L’Agence sénégalaise de régulation des marchés (ARM), avec à sa tête le Directeur général Babacar Sembène, a pris part à une mission d’étude et de capitalisation sur le financement des services agricoles organisée à Abidjan du 1er au 5 juin 2026.
La participation du Directeur général de l’ARM à la rencontre d’Abudjan sur le financement des services agricoles a été facilitée par le Fonds National de Développement Agro-Sylvo-Pastoral (FNDASP) et financée conjointement par le Programme de résilience du système alimentaire (FSRP) et l’agence belge de développement Enabel, explique l’agence sénégalaise sur sa page Facebook.
La mission, conduite par l’honorable Samba Dang, vice-président de l’Assemblée nationale du Sénégal, a également réuni l’honorable Ibrahima Mbodj, président de la Commission développement rural, ainsi que des équipes de l’ARM, du DFPO et plusieurs représentants d’interprofessions agricoles sénégalaises (mil/sorgho, maïs, niébé, riz, pomme de terre, banane, cajou, entre autres).

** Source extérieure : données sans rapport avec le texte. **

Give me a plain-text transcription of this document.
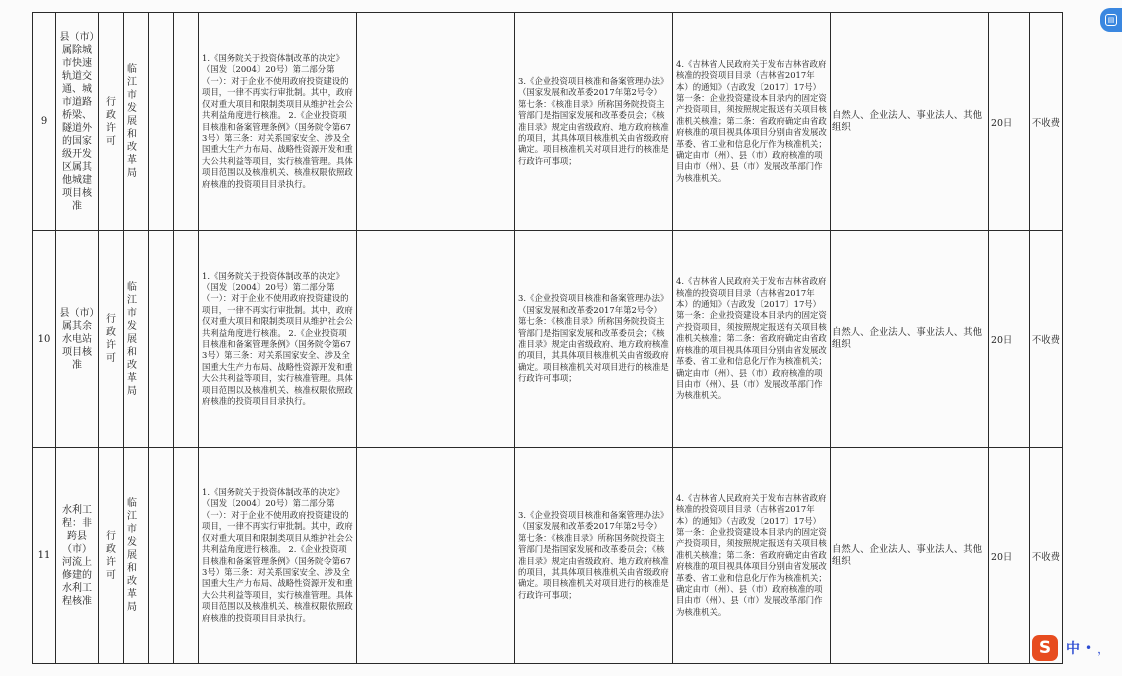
9	县（市）属除城市快速轨道交通、城市道路桥梁、隧道外的国家级开发区属其他城建项目核准	行政许可	临江市发展和改革局			1.《国务院关于投资体制改革的决定》（国发〔2004〕20号）第二部分第（一）：对于企业不使用政府投资建设的项目，一律不再实行审批制。其中，政府仅对重大项目和限制类项目从维护社会公共利益角度进行核准。 2.《企业投资项目核准和备案管理条例》（国务院令第673号）第三条：对关系国家安全、涉及全国重大生产力布局、战略性资源开发和重大公共利益等项目，实行核准管理。具体项目范围以及核准机关、核准权限依照政府核准的投资项目目录执行。		3.《企业投资项目核准和备案管理办法》（国家发展和改革委2017年第2号令）第七条：《核准目录》所称国务院投资主管部门是指国家发展和改革委员会；《核准目录》规定由省级政府、地方政府核准的项目，其具体项目核准机关由省级政府确定。项目核准机关对项目进行的核准是行政许可事项；	4.《吉林省人民政府关于发布吉林省政府核准的投资项目目录（吉林省2017年本）的通知》（吉政发〔2017〕17号）第一条：企业投资建设本目录内的固定资产投资项目，须按照规定报送有关项目核准机关核准；第二条：省政府确定由省政府核准的项目视具体项目分别由省发展改革委、省工业和信息化厅作为核准机关；确定由市（州）、县（市）政府核准的项目由市（州）、县（市）发展改革部门作为核准机关。	自然人、企业法人、事业法人、其他组织	20日	不收费
10	县（市）属其余水电站项目核准	行政许可	临江市发展和改革局			1.《国务院关于投资体制改革的决定》（国发〔2004〕20号）第二部分第（一）：对于企业不使用政府投资建设的项目，一律不再实行审批制。其中，政府仅对重大项目和限制类项目从维护社会公共利益角度进行核准。 2.《企业投资项目核准和备案管理条例》（国务院令第673号）第三条：对关系国家安全、涉及全国重大生产力布局、战略性资源开发和重大公共利益等项目，实行核准管理。具体项目范围以及核准机关、核准权限依照政府核准的投资项目目录执行。		3.《企业投资项目核准和备案管理办法》（国家发展和改革委2017年第2号令）第七条：《核准目录》所称国务院投资主管部门是指国家发展和改革委员会；《核准目录》规定由省级政府、地方政府核准的项目，其具体项目核准机关由省级政府确定。项目核准机关对项目进行的核准是行政许可事项；	4.《吉林省人民政府关于发布吉林省政府核准的投资项目目录（吉林省2017年本）的通知》（吉政发〔2017〕17号）第一条：企业投资建设本目录内的固定资产投资项目，须按照规定报送有关项目核准机关核准；第二条：省政府确定由省政府核准的项目视具体项目分别由省发展改革委、省工业和信息化厅作为核准机关；确定由市（州）、县（市）政府核准的项目由市（州）、县（市）发展改革部门作为核准机关。	自然人、企业法人、事业法人、其他组织	20日	不收费
11	水利工程：非跨县（市）河流上修建的水利工程核准	行政许可	临江市发展和改革局			1.《国务院关于投资体制改革的决定》（国发〔2004〕20号）第二部分第（一）：对于企业不使用政府投资建设的项目，一律不再实行审批制。其中，政府仅对重大项目和限制类项目从维护社会公共利益角度进行核准。 2.《企业投资项目核准和备案管理条例》（国务院令第673号）第三条：对关系国家安全、涉及全国重大生产力布局、战略性资源开发和重大公共利益等项目，实行核准管理。具体项目范围以及核准机关、核准权限依照政府核准的投资项目目录执行。		3.《企业投资项目核准和备案管理办法》（国家发展和改革委2017年第2号令）第七条：《核准目录》所称国务院投资主管部门是指国家发展和改革委员会；《核准目录》规定由省级政府、地方政府核准的项目，其具体项目核准机关由省级政府确定。项目核准机关对项目进行的核准是行政许可事项；	4.《吉林省人民政府关于发布吉林省政府核准的投资项目目录（吉林省2017年本）的通知》（吉政发〔2017〕17号）第一条：企业投资建设本目录内的固定资产投资项目，须按照规定报送有关项目核准机关核准；第二条：省政府确定由省政府核准的项目视具体项目分别由省发展改革委、省工业和信息化厅作为核准机关；确定由市（州）、县（市）政府核准的项目由市（州）、县（市）发展改革部门作为核准机关。	自然人、企业法人、事业法人、其他组织	20日	不收费
▤
S	中 • ，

Pendant quatre jours d’intenses travaux et d’échanges techniques, la délégation sénégalaise a rencontré plusieurs institutions clés du secteur agricole ivoirien, notamment le FIRCA, l’ANADER, le CNRA, le Conseil du coton et de l’anacarde, ainsi que la Direction générale des impôts. Ces échanges ont permis de mieux comprendre les mécanismes ayant contribué à la transformation du secteur agricole ivoirien.
Au cœur des discussions figure le modèle du Fonds interprofessionnel pour la recherche et le conseil agricole (FIRCA), considéré comme une référence en matière de gouvernance agricole. Ce dispositif, fondé sur la Contribution volontaire obligatoire (CVO), permet de mobiliser des ressources internes estimées à plus de 220 milliards de FCFA, sans recours direct au budget de l’État.
Selon les participants, ce modèle repose sur deux piliers essentiels : une forte volonté politique et une autonomie financière portée par les filières elles-mêmes.
Les échanges entre interprofessions sénégalaises et ivoiriennes, notamment celles du palmier à huile (AIPH), du coton (INTERCOTON) et de l’anacarde (OIA Anacarde), ont permis d’identifier des pistes de réforme visant à renforcer les mécanismes de financement agricole au Sénégal.
Trois objectifs majeurs structurent cette dynamique : l’adoption de pratiques fiduciaires transparentes inspirées du modèle FIRCA, le renforcement de l’autonomie des interprofessions agricoles et une meilleure intégration du Sénégal dans le commerce agricole sous-régional.
Le Directeur général de l’ARM, Babacar Sembène, a salué la coopération bilatérale et l’engagement de l’ambassade du Sénégal en Côte d’Ivoire, notamment à travers l’initiative diplomatique « Le Onze sénégalo-ivoirien », axée sur le codéveloppement économique.
Il a également souligné l’importance de la récente Loi d’orientation agro-sylvo-pastorale et halieutique (LOASPH), qui constitue, selon lui, un cadre juridique structurant pour renforcer l’autonomie des filières agricoles.
L’ARM a enfin réaffirmé son engagement à contribuer à la modernisation de la régulation des marchés agricoles et à la construction d’un écosystème de financement durable et autonome, tout en saluant l’appui du FNDASP, du FSRP et d’Enabel.